Officials Moving to Sell Some Schools
Wednesday, April 20, 2005
The red-brick, four-story Terrell Junior High School in Northwest Washington was designed during the baby boom of the early 1950s for more than 500 students. But after years of declining enrollment, a trend seen throughout the D.C. school system, the 100,648-square-foot facility houses 254 children.
Terrell Principal Francis Nicol has found that there are advantages to having an underused building. When students are displaced from a classroom by the school's leaky roof or the faulty heating system, he has plenty of other spaces to put them in. And he has used an empty classroom in the basement for in-school suspensions.
But Nicol said he also recognizes that under-capacity schools like his are a financial drain on the school system, which has been forced by budget problems to lay off teachers and postpone capital improvements.
He might not have to worry about it much longer. Some city and school officials have floated the idea of demolishing Terrell and using the land for a library or recreation center. Terrell's seventh- and eighth-graders would be sent to the adjacent Walker-Jones Elementary School, and ninth-graders would go to a nearby high school.
For years, D.C. leaders have avoided raising the sensitive topic of closing or consolidating schools, remembering the protests from students, parents and teachers when the school board shuttered seven buildings in 1996, the most recent round of closings. But the idea has reemerged and gained momentum in recent weeks because of the school system's continuing financial woes and the chronic space needs of the city's fast-growing public charter schools.
City and school officials say that reallocating school space is no longer a question of if, but when.

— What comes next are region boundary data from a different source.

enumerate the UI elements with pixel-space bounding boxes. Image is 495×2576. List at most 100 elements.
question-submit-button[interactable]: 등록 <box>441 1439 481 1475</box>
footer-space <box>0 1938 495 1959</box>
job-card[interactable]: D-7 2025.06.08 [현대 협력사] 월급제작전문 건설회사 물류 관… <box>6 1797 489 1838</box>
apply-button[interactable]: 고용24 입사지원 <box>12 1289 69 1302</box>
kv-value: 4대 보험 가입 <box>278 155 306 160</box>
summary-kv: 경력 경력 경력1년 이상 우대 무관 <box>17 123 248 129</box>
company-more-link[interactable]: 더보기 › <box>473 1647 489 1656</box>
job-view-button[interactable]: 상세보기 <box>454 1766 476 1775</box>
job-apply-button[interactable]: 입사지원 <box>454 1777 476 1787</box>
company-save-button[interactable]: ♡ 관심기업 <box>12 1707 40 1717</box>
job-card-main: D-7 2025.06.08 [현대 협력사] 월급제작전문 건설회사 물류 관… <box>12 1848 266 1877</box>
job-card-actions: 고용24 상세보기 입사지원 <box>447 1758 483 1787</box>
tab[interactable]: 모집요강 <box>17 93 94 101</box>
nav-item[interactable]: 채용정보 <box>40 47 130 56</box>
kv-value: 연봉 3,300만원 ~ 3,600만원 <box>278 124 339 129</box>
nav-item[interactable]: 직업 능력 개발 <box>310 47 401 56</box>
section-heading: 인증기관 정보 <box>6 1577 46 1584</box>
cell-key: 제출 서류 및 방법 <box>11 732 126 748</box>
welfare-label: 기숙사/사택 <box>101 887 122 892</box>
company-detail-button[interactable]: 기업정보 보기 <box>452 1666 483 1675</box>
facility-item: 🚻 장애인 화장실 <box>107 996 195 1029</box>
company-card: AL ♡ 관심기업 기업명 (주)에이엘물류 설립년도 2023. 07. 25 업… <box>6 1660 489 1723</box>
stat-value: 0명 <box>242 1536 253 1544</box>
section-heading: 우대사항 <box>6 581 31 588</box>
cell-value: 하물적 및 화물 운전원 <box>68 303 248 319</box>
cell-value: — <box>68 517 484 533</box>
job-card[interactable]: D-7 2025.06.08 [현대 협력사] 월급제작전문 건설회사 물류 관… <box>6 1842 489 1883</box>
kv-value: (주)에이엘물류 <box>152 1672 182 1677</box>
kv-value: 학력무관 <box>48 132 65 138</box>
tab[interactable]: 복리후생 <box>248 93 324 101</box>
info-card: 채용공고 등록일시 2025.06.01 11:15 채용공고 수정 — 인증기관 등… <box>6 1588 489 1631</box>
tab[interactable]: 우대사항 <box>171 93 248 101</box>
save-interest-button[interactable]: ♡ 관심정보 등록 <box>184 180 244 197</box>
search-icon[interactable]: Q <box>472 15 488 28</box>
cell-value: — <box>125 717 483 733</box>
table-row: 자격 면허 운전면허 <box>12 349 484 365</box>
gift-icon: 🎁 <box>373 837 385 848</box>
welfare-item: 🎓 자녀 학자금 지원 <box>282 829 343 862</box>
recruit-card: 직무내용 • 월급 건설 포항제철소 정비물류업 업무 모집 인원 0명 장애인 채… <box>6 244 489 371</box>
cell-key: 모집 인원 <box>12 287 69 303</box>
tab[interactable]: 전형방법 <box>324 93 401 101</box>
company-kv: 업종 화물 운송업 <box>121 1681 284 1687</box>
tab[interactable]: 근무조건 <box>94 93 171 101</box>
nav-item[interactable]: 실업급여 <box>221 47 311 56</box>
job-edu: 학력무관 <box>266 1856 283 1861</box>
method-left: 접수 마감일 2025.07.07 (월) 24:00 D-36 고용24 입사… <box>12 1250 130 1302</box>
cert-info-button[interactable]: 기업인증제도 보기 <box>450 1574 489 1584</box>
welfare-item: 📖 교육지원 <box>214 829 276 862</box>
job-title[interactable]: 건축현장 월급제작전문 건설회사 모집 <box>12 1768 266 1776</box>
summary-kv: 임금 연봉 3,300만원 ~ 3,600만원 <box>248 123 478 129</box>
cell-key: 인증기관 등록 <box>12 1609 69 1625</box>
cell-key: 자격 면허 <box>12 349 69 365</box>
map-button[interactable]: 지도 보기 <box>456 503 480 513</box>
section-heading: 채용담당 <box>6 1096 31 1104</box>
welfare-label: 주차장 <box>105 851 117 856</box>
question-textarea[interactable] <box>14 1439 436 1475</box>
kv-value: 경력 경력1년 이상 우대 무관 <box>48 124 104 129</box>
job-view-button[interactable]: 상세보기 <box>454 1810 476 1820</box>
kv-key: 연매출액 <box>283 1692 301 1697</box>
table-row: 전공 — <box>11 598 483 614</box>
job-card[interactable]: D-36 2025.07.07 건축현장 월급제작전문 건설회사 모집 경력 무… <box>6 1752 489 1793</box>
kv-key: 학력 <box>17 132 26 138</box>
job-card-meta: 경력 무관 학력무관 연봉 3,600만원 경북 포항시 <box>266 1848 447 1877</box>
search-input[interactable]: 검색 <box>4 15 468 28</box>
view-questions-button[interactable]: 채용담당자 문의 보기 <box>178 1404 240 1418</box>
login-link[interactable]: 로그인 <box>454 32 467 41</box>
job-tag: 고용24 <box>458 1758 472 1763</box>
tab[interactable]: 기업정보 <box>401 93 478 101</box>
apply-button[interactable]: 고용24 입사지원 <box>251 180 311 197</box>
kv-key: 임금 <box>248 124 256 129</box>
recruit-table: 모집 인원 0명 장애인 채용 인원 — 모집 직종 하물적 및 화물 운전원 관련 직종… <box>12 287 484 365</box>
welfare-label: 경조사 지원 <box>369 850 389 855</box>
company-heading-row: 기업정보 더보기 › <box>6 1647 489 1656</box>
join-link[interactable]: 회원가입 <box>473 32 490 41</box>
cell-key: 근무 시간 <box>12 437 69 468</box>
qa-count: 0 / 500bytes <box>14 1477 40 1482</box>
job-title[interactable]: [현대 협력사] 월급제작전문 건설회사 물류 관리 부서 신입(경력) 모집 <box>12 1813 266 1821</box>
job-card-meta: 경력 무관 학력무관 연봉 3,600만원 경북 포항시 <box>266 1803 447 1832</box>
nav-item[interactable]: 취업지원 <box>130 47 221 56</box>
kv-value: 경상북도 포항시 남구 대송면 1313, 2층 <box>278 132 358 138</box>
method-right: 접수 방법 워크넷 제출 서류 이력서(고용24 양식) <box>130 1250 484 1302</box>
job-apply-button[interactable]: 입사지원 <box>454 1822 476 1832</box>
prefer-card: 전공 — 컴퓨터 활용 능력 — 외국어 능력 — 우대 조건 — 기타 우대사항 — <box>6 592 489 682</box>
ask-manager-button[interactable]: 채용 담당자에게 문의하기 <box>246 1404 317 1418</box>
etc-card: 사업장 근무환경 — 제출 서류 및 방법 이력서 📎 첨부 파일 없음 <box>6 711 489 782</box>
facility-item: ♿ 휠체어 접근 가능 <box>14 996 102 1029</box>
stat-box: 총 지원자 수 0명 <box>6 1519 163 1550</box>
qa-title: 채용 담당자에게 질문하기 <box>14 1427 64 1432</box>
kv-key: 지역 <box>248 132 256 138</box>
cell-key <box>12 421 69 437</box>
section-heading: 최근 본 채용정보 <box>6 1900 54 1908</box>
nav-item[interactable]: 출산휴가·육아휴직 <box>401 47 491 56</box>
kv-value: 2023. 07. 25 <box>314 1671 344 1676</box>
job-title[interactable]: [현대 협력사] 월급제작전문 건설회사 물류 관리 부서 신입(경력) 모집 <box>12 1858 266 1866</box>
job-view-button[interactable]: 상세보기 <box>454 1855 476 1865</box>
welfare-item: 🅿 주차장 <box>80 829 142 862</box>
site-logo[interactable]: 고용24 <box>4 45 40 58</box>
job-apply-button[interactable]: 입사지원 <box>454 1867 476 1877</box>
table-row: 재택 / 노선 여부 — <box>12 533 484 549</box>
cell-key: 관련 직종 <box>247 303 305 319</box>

"We have to show we are making better use of our space to make a credible request for more capital dollars," said school board member Victor A. Reinoso (District 2). "We need to begin the conversation on what the standards are [for consolidating and closing schools] -- the number of students, the percentage of utilization and a number of other factors."
At today's school board meeting, Superintendent Clifford B. Janey is to offer a list of 18 regular public schools that could lease unused space to charter schools. School officials also are considering closings such as the one contemplated at Terrell.

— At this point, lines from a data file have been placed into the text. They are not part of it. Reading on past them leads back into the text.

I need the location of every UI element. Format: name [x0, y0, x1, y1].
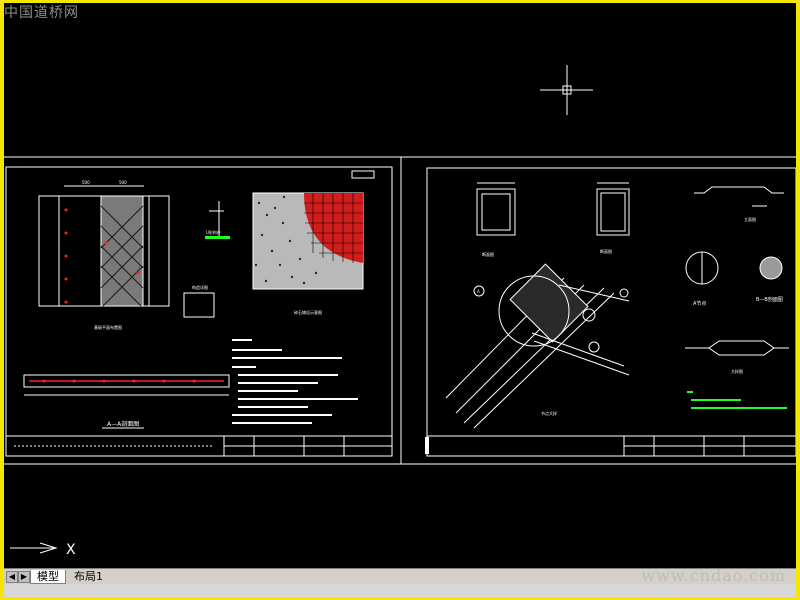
svg-text:基础平面布置图: 基础平面布置图	[94, 324, 122, 330]
tab-nav-first-button[interactable]: ◀	[6, 571, 18, 583]
plan-view: 500 500 基础平面布置图	[38, 180, 170, 330]
svg-text:U形构件: U形构件	[206, 229, 221, 235]
svg-text:构造详图: 构造详图	[192, 284, 208, 290]
svg-text:断面图: 断面图	[482, 251, 494, 257]
left-sheet[interactable]: 500 500 基础平面布置图 U形构件 构造详图 碎石铺设示意图 A—A剖面图	[5, 166, 393, 457]
section-bb-label: B—B剖面图	[756, 296, 783, 303]
cad-viewport[interactable]: 500 500 基础平面布置图 U形构件 构造详图 碎石铺设示意图 A—A剖面图…	[4, 3, 796, 568]
ucs-x-label: X	[66, 542, 76, 558]
node-a-label: A节点	[693, 301, 706, 307]
command-bar[interactable]	[4, 584, 796, 597]
watermark-top: 中国道桥网	[4, 5, 79, 21]
circle-section-a: A节点	[685, 251, 719, 307]
gravel-grid-detail: 碎石铺设示意图	[252, 170, 375, 315]
section-aa: A—A剖面图	[23, 374, 230, 429]
svg-text:碎石铺设示意图: 碎石铺设示意图	[294, 309, 322, 315]
small-detail: U形构件 构造详图	[183, 201, 230, 318]
marker-a-label: A	[477, 289, 480, 294]
profile-shape: 立面图	[694, 186, 784, 222]
svg-text:节点大样: 节点大样	[541, 410, 557, 416]
cross-section-2: 断面图	[596, 182, 630, 254]
tab-nav-next-button[interactable]: ▶	[18, 571, 30, 583]
right-sheet[interactable]: 断面图 断面图 立面图 A节点 B—B剖面图 大样图 A 节点大样	[425, 167, 796, 457]
svg-text:立面图: 立面图	[744, 216, 756, 222]
svg-text:大样图: 大样图	[731, 368, 743, 374]
logo-mark	[425, 437, 429, 454]
spindle-detail: 大样图	[685, 340, 789, 374]
tab-model[interactable]: 模型	[30, 570, 66, 584]
app-frame: 500 500 基础平面布置图 U形构件 构造详图 碎石铺设示意图 A—A剖面图…	[0, 0, 800, 600]
green-notes	[687, 391, 787, 409]
ucs-icon: X	[10, 542, 76, 558]
tab-layout1[interactable]: 布局1	[68, 570, 109, 583]
section-aa-title: A—A剖面图	[107, 420, 139, 428]
cross-section-1: 断面图	[476, 182, 516, 257]
svg-text:500: 500	[119, 180, 127, 185]
drawing-canvas[interactable]: 500 500 基础平面布置图 U形构件 构造详图 碎石铺设示意图 A—A剖面图…	[4, 3, 796, 568]
watermark-bottom: www.cndao.com	[641, 566, 786, 585]
circle-section-bb: B—B剖面图	[756, 256, 783, 303]
left-title-block	[5, 435, 393, 457]
svg-text:500: 500	[82, 180, 90, 185]
diagonal-structure: A 节点大样	[445, 263, 630, 429]
notes-block	[232, 339, 358, 424]
right-title-block	[426, 435, 796, 457]
crosshair-cursor	[540, 65, 593, 115]
svg-text:断面图: 断面图	[600, 248, 612, 254]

Janey said he wants to move on the issue next year, after developing a "master education plan" that would outline the academic needs of the system, examine population shifts and guide such decisions as whether to introduce a K-8 grade configuration citywide.

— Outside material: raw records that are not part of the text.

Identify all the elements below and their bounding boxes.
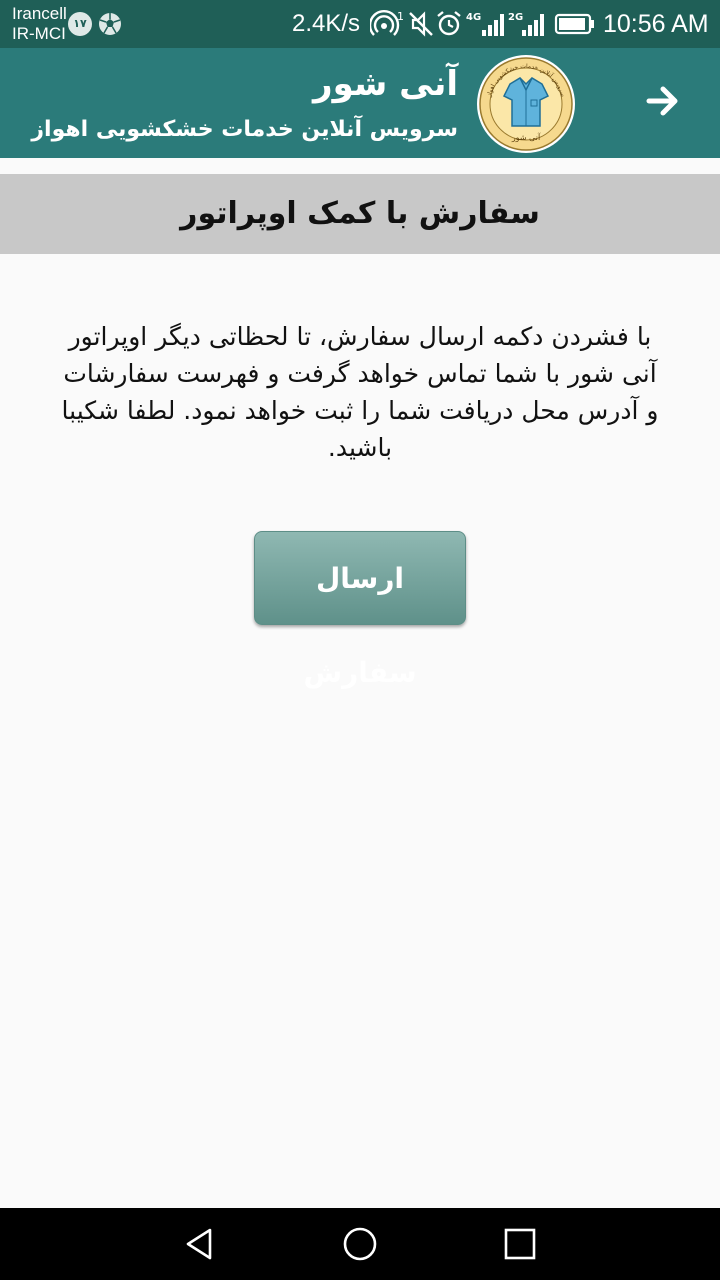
square-recents-icon[interactable] xyxy=(502,1226,538,1262)
status-bar: Irancell IR-MCI ۱۷ 2.4K/s 1 4G 2G 10:56 … xyxy=(0,0,720,48)
arrow-right-icon[interactable] xyxy=(643,81,683,121)
page-title: سفارش با کمک اوپراتور xyxy=(0,174,720,254)
carrier-1: Irancell xyxy=(12,4,67,23)
app-title: آنی شور xyxy=(313,64,458,104)
notification-badge: ۱۷ xyxy=(68,12,92,36)
submit-order-button[interactable]: ارسال سفارش xyxy=(254,531,466,689)
carrier-2: IR-MCI xyxy=(12,24,66,43)
soccer-ball-icon xyxy=(99,13,121,35)
network-4g-label: 4G xyxy=(466,12,481,23)
hotspot-icon: 1 xyxy=(370,10,404,36)
app-subtitle: سرویس آنلاین خدمات خشکشویی اهواز xyxy=(31,117,458,142)
info-text: با فشردن دکمه ارسال سفارش، تا لحظاتی دیگ… xyxy=(61,322,659,462)
vibrate-off-icon xyxy=(409,11,433,37)
network-2g-label: 2G xyxy=(508,12,523,23)
shirt-logo-icon: آنی شور سرویس آنلاین خدمات خشکشویی اهواز xyxy=(477,55,575,153)
logo-caption: آنی شور xyxy=(511,132,541,142)
navigation-bar xyxy=(0,1208,720,1280)
carrier-names: Irancell IR-MCI xyxy=(12,4,67,44)
alarm-icon xyxy=(437,11,461,36)
clock: 10:56 AM xyxy=(603,10,709,38)
triangle-back-icon[interactable] xyxy=(182,1226,218,1262)
signal-2g-icon: 2G xyxy=(508,12,544,36)
svg-text:1: 1 xyxy=(397,10,404,23)
circle-home-icon[interactable] xyxy=(342,1226,378,1262)
battery-icon xyxy=(554,13,594,35)
app-header: آنی شور سرویس آنلاین خدمات خشکشویی اهواز… xyxy=(0,48,720,158)
signal-4g-icon: 4G xyxy=(466,12,504,36)
network-speed: 2.4K/s xyxy=(292,10,361,37)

But some D.C. Council members are demanding that Janey act on a plan this year, before they consider the school board's request for an additional $40 million in capital money from the city. They want the school system to pursue the idea of having schools share space not only with charter schools but with city facilities such as libraries, recreation centers and health clinics.
"I would like to see a plan prior to the council recess July 15. This will give council members time to take a look at it and be prepared to act on it in September," said council member Sharon Ambrose (D-Ward 6). She said she will propose that timetable when the council votes on the school system's capital budget May 10.
"We should sell off space, and the money will help us renovate and build new schools," she added.